Was a Balance Transfer Credit Card the Right Option?

by : Marcus Henry



For many years now millions of UK credit card customers have enjoyed moving their debt from one interest free credit card to another. To many people this seems a great idea. You can take advantage of a zero percent offers and use this grace period to pay off as much of the balance as possible without any further interest building up.

Those who used this opportunity to clear, or at least reduce, credit card debt played the game well and will now be benefiting from lower monthly credit expenses. Those who took out the same deals but simply used the offers to stop interest accruing and didn't pay off the balance may now find their options becoming much more limited.

In the days of easily available credit banks were keen to provide interest free balance transfer offers to attract new customers. Not to be outdone by the competition pretty soon all credit card companies were offering 0% balance transfer credit cards and the chances of an applicant being accepted were incredibly high.

What came to pass may well have severe impacts on the UK economy for many years to come. Many customers soon realised they could play the system to their advantage. People started to move their debit balance from one interest free offer to the next. Known as "rate tarts" the idea was to move your balance to a new 0% offer whenever the current one expired, thus never allowing interest to build up.

While this offered a great way for people to pay off debts more cheaply many people, whether misguided or misinformed, simply let the debts sit on their credit card.

Seeing how frequently credit card customers were switching many providers soon realised credit card profits diminishing as customers simply took advantage of the interest free period and then left.

As credit card companies exist to make money it is no surprise that changes were only just around the corner. Most providers introduced balance transfer fees that required customers to pay a fee of around two or three percent of the balance they wished to transfer in order to benefit from a 0% introductory offer. This effectively ended the era of interest free balance transfer credit cards as the fee that was charged provided the credit card company with their profit and the customer with an expense.

However these fees were still smaller than paying the typical UK credit card rate of more than 15.9% and customers continued to snap up the offers. Again those who used these deals to pay off their debts made a good choice.

Unfortunately a worryingly high proportion of customers still didn't use the introductory period to reduce their balance. As this group of customers continued to switch frequently fees for balance transfers continued to rise and some providers removed or severely shortened interest free offers.

Then the UK economy was hit by a credit crunch in late 2007, early 2008 plunging the debt industry into chaos. As a result companies became much more reluctant to lend and belt-tightening spread quickly through the financial sector. The days of easy debt were over and 0% balance transfer credit cards almost disappeared.

So, was a balance transfer credit card the right option?
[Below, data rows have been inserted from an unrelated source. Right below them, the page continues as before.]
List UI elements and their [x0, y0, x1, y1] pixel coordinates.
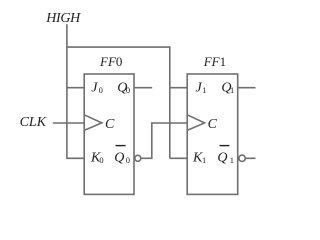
- svg-text:Q: Q: [114, 151, 124, 166]
- svg-text:CLK: CLK: [20, 115, 47, 130]
- svg-text:Q: Q: [217, 151, 227, 166]
- svg-text:1: 1: [202, 85, 206, 95]
- svg-text:1: 1: [202, 155, 206, 165]
- svg-text:C: C: [208, 117, 218, 132]
- svg-text:FF0: FF0: [99, 54, 122, 69]
- svg-text:0: 0: [126, 85, 130, 95]
- svg-text:HIGH: HIGH: [45, 11, 81, 26]
- svg-text:C: C: [105, 117, 115, 132]
- svg-text:FF1: FF1: [203, 54, 226, 69]
- svg-text:0: 0: [126, 155, 130, 165]
- svg-text:0: 0: [99, 155, 103, 165]
- svg-text:0: 0: [99, 85, 103, 95]
- svg-text:1: 1: [230, 155, 234, 165]
- svg-text:J: J: [91, 81, 98, 96]
- svg-text:1: 1: [230, 85, 234, 95]
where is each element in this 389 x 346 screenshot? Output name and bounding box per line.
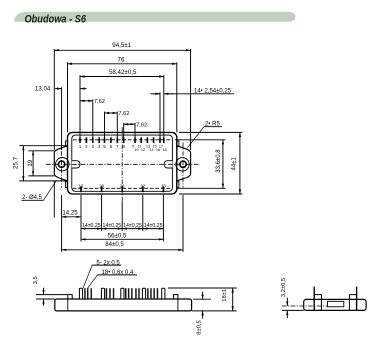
dim 94,5±1 (54, 49, 190, 51)
front wide pins (5x 2x0,5) (79, 288, 164, 299)
side centerline (282, 305, 328, 307)
dim 13,04 (55, 88, 62, 90)
horizontal centerline (46, 163, 199, 165)
right mounting ear (177, 146, 191, 181)
svg-text:3: 3 (92, 144, 95, 149)
dim 7,62 a (80, 100, 93, 102)
svg-text:84±0,5: 84±0,5 (105, 241, 124, 248)
dim 33,6±0,8 (222, 140, 224, 189)
pin numbers 9-18 (132, 144, 167, 152)
dim 25,7 (22, 146, 24, 181)
svg-text:20: 20 (99, 183, 104, 188)
svg-text:7: 7 (116, 144, 119, 149)
lid right key notch (164, 161, 172, 168)
side pin left (313, 287, 315, 311)
dim 44±1 (239, 132, 241, 194)
side recess (328, 301, 344, 307)
right side latch bottom (177, 182, 179, 188)
svg-text:7,62: 7,62 (136, 122, 147, 128)
dim 3,5 (36, 294, 67, 296)
extension lines bottom (54, 181, 183, 252)
pin numbers 1-8 (79, 144, 126, 149)
lid left key notch (72, 161, 80, 168)
left side latch top (65, 141, 67, 147)
top pin ticks (pins 1-18) (80, 137, 164, 143)
bottom pin row hidden line (73, 187, 172, 189)
svg-text:2: 2 (85, 144, 88, 149)
dim 14- 2,54±0,25 (151, 93, 161, 95)
left boss circle (56, 158, 69, 171)
left mounting hole (58, 161, 64, 167)
dim 19 (32, 151, 34, 176)
svg-text:8: 8 (123, 144, 126, 149)
svg-text:14: 14 (149, 148, 153, 152)
dim 56±0,5 (81, 238, 163, 240)
dim 7,62 c (124, 123, 135, 125)
dim 58,42±0,5 (80, 76, 164, 78)
right mounting hole (180, 161, 186, 167)
svg-text:14±0,25: 14±0,25 (82, 223, 101, 229)
svg-text:23: 23 (161, 183, 166, 188)
dim 14,25 (62, 216, 81, 218)
left side latch bottom (65, 182, 67, 188)
svg-text:13,04: 13,04 (35, 86, 51, 93)
svg-text:14• 2,54±0,25: 14• 2,54±0,25 (194, 88, 232, 94)
dim 3,2±0,5 (282, 309, 304, 311)
svg-text:58,42±0,5: 58,42±0,5 (109, 69, 137, 76)
right hole centerline (182, 143, 184, 188)
svg-text:7,62: 7,62 (94, 99, 105, 105)
svg-text:18: 18 (162, 148, 166, 152)
dim 7,62 b (105, 112, 118, 114)
svg-text:1: 1 (79, 144, 82, 149)
front view flange lines (67, 299, 69, 311)
svg-text:94,5±1: 94,5±1 (112, 42, 131, 49)
front left boss (68, 295, 72, 299)
svg-text:44±1: 44±1 (231, 156, 237, 170)
dim 84±0,5 (62, 249, 183, 251)
svg-text:19: 19 (27, 159, 34, 166)
svg-text:14±0,25: 14±0,25 (144, 223, 163, 229)
pin numbers 19-23 (79, 183, 167, 188)
svg-text:18±1: 18±1 (222, 289, 228, 302)
svg-text:4: 4 (98, 144, 101, 149)
extension lines left (19, 146, 67, 181)
svg-text:Obudowa - S6: Obudowa - S6 (25, 14, 87, 26)
left mounting ear (54, 146, 67, 181)
extension lines top (54, 49, 190, 150)
svg-text:22: 22 (140, 183, 145, 188)
svg-text:33,6±0,8: 33,6±0,8 (216, 149, 222, 173)
svg-text:10: 10 (134, 148, 138, 152)
svg-text:5: 5 (103, 144, 106, 149)
svg-text:8±0,5: 8±0,5 (197, 320, 203, 334)
lid step outline (72, 135, 173, 191)
svg-text:25,7: 25,7 (13, 156, 20, 169)
front view body (55, 299, 192, 311)
svg-text:14,25: 14,25 (62, 210, 78, 217)
svg-text:12: 12 (141, 148, 145, 152)
svg-text:76: 76 (118, 56, 125, 63)
right boss circle (176, 158, 189, 171)
svg-text:3,2±0,5: 3,2±0,5 (281, 278, 287, 297)
svg-text:56±0,5: 56±0,5 (108, 232, 127, 239)
header bar (14, 12, 295, 22)
right side latch top (177, 141, 179, 147)
side pin right (356, 287, 358, 311)
svg-text:16: 16 (156, 148, 160, 152)
svg-text:19: 19 (79, 183, 84, 188)
front right boss (174, 295, 178, 299)
top pin row hidden line (73, 139, 172, 141)
svg-text:3,5: 3,5 (33, 276, 39, 284)
front narrow pins (18x 0,6x0,4) (84, 288, 158, 299)
dim chain 14±0,25 x4 (81, 223, 163, 230)
side right boss (349, 294, 356, 296)
vertical centerline (121, 127, 123, 201)
bottom pin ticks (pins 19-23) (81, 186, 163, 192)
side view body (304, 299, 366, 310)
left hole centerline (61, 143, 63, 188)
svg-text:6: 6 (110, 144, 113, 149)
side left boss (314, 294, 321, 296)
svg-text:7,62: 7,62 (118, 111, 129, 117)
svg-text:14±0,25: 14±0,25 (123, 223, 142, 229)
extension lines right (175, 132, 242, 194)
svg-text:14±0,25: 14±0,25 (103, 223, 122, 229)
module body outline (68, 132, 177, 194)
dim 8±0,5 (193, 298, 211, 300)
dim 18±1 (168, 287, 237, 289)
dim 76 (68, 63, 177, 65)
Well, if you used the interest free period to reduce your balance and improve your financial outlook then it most definitely was. However, if you simply allowed your debt to stagnate while the 0% period slipped away then definitely not. Sure your debt might not have increased but a great opportunity to massively reduce your debit balance was wasted and now it will be much harder to refinance your debt and the prospect of paying an even higher interest rate is now a very real one.

If you find yourself in the situation of the latter the worst thing you can do is nothing. It is time to face reality, work out the best way to pay off your debts as quickly and cheaply as possible and make sure you actually do it.